Однажды мы с женой были приглашены в гости к американскому дипломату Двэйну Макрою и его жене Изабел на просмотр мюзикла «Скрипач на крыше». Была весна, но пока еще хмурая, неустойчивая. В стране начались перемены. И тем не менее каждый поход в дипломатический дом был рискованным. Но у нас не было выхода. Американские дипломаты были единственными, кто поддерживал нашу борьбу за выезд. Супруги Макрой жили в многоэтажном доме на Кутузовском проспекте. Как раз напротив пирамидальной громады гостиницы «Украина». Дипломатический дом был отгорожен от проспекта каменным забором с воротами, у которых дежурили вооруженные милиционеры, выполнявшие роль пограничников. Мы должны были терпеливо ждать, пока хозяин выйдет и проведет нас через охраняемые ворота. Мы с женой пришли раньше и ждали, беседуя о всяких незначащих вещах, чтобы заполнить вязкое ожидание. Белесое солнце, как летучая мышь, скользнуло крылом по милицейской будке и свалилось за Триумфальную арку в конце Кутузовского проспекта. Вскоре пришли Лия с Гомером. Мне показалось, что глаза Лии опухли и покраснели, будто она недавно плакала. Гомер был необычно замкнут. Наконец, из ворот вышел Двэйн Макрой, высокий красивый белозубый. Его сияющая улыбка на темном лице, казалось, разогнала тучи ненастного мартовского дня. Мы прошли мимо охранников, вошли в подъезд и поднялись на лифте. У Макроев было тепло, уютно, безопасно. Да, пожалуй, нигде, кроме квартир наших друзей из американского посольства, мы не чувствовали себя спокойно. Хотя и это, в сущности, была иллюзия. Понятно, что каждое наше слово прослушивалось и записывалось на магнитофон совдеповской службой безопасности. Мы к тому времени научились выбирать слова или заменять их жестами. Или пользоваться блокнотами с самостирающимися записями. В прихожей громоздился айсберг холодильника с охлажденным пивом. На столике в телевизионной комнате теснились блюда с колбасами, сырами, зеленью, сладостями. Бутылка с калифорнийским «Ширазом» была гостеприимно откупорена. Из кофейника шел экзотический запах. Мы пили, закусывали и смотрели «Скрипача на крыше».

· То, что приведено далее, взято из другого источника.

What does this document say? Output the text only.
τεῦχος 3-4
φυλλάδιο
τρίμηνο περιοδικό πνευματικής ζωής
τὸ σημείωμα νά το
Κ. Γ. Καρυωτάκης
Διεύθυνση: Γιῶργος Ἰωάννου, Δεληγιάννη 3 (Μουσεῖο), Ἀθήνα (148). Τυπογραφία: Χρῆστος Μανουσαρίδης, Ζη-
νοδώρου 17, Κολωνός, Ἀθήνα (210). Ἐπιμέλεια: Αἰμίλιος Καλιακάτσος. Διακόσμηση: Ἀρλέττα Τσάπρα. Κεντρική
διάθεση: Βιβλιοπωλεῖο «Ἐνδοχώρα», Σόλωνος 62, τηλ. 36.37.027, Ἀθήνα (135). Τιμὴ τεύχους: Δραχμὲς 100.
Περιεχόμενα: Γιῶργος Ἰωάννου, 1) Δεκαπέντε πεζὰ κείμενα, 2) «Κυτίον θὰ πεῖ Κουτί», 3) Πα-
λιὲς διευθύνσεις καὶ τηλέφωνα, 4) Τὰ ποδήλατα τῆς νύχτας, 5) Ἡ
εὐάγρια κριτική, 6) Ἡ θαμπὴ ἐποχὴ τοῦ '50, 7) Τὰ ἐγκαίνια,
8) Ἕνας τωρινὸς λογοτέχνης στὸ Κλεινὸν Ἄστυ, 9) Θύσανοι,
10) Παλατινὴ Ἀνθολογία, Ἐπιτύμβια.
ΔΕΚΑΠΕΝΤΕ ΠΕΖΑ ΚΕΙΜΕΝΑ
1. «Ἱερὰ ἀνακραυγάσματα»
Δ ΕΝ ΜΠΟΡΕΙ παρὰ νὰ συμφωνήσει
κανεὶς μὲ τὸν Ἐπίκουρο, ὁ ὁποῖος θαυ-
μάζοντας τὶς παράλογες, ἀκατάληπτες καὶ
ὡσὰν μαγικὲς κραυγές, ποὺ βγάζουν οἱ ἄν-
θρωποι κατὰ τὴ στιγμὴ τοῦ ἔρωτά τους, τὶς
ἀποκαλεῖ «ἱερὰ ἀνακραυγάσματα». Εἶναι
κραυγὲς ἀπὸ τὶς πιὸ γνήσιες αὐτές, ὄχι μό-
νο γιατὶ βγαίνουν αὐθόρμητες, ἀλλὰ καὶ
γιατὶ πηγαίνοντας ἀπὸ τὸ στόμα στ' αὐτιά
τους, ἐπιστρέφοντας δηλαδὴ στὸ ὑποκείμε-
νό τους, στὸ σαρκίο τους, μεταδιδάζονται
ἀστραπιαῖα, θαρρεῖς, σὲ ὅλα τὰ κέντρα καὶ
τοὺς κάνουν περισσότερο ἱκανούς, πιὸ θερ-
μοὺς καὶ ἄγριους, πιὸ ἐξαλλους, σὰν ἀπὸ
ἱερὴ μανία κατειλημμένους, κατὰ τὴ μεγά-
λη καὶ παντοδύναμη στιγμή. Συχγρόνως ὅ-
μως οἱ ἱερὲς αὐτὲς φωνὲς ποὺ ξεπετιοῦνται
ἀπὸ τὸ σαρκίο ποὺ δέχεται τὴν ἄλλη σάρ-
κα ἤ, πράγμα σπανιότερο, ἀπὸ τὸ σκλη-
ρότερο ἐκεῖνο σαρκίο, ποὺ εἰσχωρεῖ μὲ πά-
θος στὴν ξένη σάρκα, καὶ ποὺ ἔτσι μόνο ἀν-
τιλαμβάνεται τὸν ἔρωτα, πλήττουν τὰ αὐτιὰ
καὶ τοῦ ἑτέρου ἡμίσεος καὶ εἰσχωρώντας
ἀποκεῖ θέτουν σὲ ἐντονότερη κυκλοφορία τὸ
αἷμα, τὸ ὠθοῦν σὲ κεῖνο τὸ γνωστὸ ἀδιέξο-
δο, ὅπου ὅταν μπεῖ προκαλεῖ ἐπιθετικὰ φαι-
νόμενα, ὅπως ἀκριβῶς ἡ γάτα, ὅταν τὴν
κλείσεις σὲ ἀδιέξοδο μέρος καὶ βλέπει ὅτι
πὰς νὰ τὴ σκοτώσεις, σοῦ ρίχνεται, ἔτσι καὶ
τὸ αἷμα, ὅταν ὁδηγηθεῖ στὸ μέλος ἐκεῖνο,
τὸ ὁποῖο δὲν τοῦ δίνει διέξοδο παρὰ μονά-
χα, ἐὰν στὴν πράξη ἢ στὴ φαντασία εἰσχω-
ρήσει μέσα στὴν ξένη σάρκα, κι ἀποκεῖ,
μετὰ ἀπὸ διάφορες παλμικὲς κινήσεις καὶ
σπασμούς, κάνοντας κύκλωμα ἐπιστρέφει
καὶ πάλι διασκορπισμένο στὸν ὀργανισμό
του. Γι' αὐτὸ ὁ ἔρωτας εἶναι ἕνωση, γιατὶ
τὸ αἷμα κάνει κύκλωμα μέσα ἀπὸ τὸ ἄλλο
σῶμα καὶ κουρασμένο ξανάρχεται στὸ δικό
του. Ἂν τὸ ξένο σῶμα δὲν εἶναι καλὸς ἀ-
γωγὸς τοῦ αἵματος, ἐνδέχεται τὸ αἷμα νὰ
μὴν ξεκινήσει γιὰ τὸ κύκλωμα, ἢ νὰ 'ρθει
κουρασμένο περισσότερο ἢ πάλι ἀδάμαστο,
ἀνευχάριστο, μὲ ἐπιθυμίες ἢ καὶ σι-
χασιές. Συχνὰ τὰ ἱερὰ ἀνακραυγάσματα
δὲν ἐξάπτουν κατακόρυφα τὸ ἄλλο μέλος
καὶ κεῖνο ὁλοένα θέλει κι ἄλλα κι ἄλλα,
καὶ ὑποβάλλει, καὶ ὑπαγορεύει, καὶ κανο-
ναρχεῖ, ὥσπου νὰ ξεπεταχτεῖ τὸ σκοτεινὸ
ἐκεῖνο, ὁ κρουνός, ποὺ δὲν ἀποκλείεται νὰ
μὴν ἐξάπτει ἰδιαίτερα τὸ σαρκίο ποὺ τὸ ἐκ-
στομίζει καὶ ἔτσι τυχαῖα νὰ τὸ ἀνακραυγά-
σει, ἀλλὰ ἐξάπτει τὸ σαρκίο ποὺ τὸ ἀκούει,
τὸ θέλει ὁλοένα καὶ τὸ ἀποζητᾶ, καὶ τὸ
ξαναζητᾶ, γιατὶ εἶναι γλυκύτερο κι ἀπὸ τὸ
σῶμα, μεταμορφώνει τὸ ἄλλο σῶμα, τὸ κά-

Фильм кончился. Мы допивали вино и кофе. В воздухе еще плыла главная музыкальная тема: тема любви и печали. Разговор зашел о соотношении любви и жертвенности. Изабел, жена дипломата, сказала: «Когда любишь по-настоящему, жертвовать собой ради любимого человека — это само по себе наслаждение!» Дипломат и его жена были афро-американцами, пылкими, искренними людьми. Каждое слово Изабел шло из глубин души. Моя жена спросила: «Изабел, милая, вы говорите вообще или ваши слова основаны на собственном опыте?» Все посмотрели на хозяйку: что она скажет? А Лия попросила, словно о помощи: «Пожалуйста, расскажите о себе. Я уверена, вы пережили нечто подобное…» Она не уточнила, о чем идет речь, но мы поняли. Изабел посмотрела на мужа. Он наполнил наши бокалы «Ширазом» и улыбнулся жене. Изабел стала рассказывать: «Я родилась в деревне неподалеку от городка Сельма, что в штате Алабама. Мой отец был фермером среднего достатка. Он мечтал, чтобы хоть кто-нибудь из пятерых его детей окончил колледж. А потом, по возможности, выучился на врача. Такая была мечта у моего покойного отца. Я училась хорошо, и выбор отца пал на меня. Я окончила колледж при Бирмингемском университете и была принята на медицинский факультет. Уже студенткой второго курса на вечеринке у друзей я познакомилась с молодым талантливым дипломатом. Он приезжал в Бирмингем навестить свою мать. Мы начали переписываться. Он звонил мне чуть ли не каждую неделю. Потом снова приехал. И пригласил меня в Вашингтон. Музеи, театры, ночные клубы. У фонтана перед зданием Конгресса он сделал мне предложение. Я вернулась домой с бриллиантовым колечком на безымянном пальце. Мы решили, что летом поженимся, я останусь в Бирмингеме получать диплом врача, а потом навсегда приеду к нему в Вашингтон. Но жизнь рассудила иначе. Моего жениха неожиданно направили в Латинскую Америку на пять лет. Он примчался ко мне. Надо было немедленно выходить замуж, бросать университет и уезжать с ним… Или… Я выбрала Двэйна». Лия обняла и поцеловала хозяйку: «Спасибо, Изабел, милая. Спасибо вам всем! Гомер, нам, пожалуй, пора». Они ушли. Мы сидели молча. Каждый знал, какое трудное решение предстоит теперь выбрать Лие и Гомеру.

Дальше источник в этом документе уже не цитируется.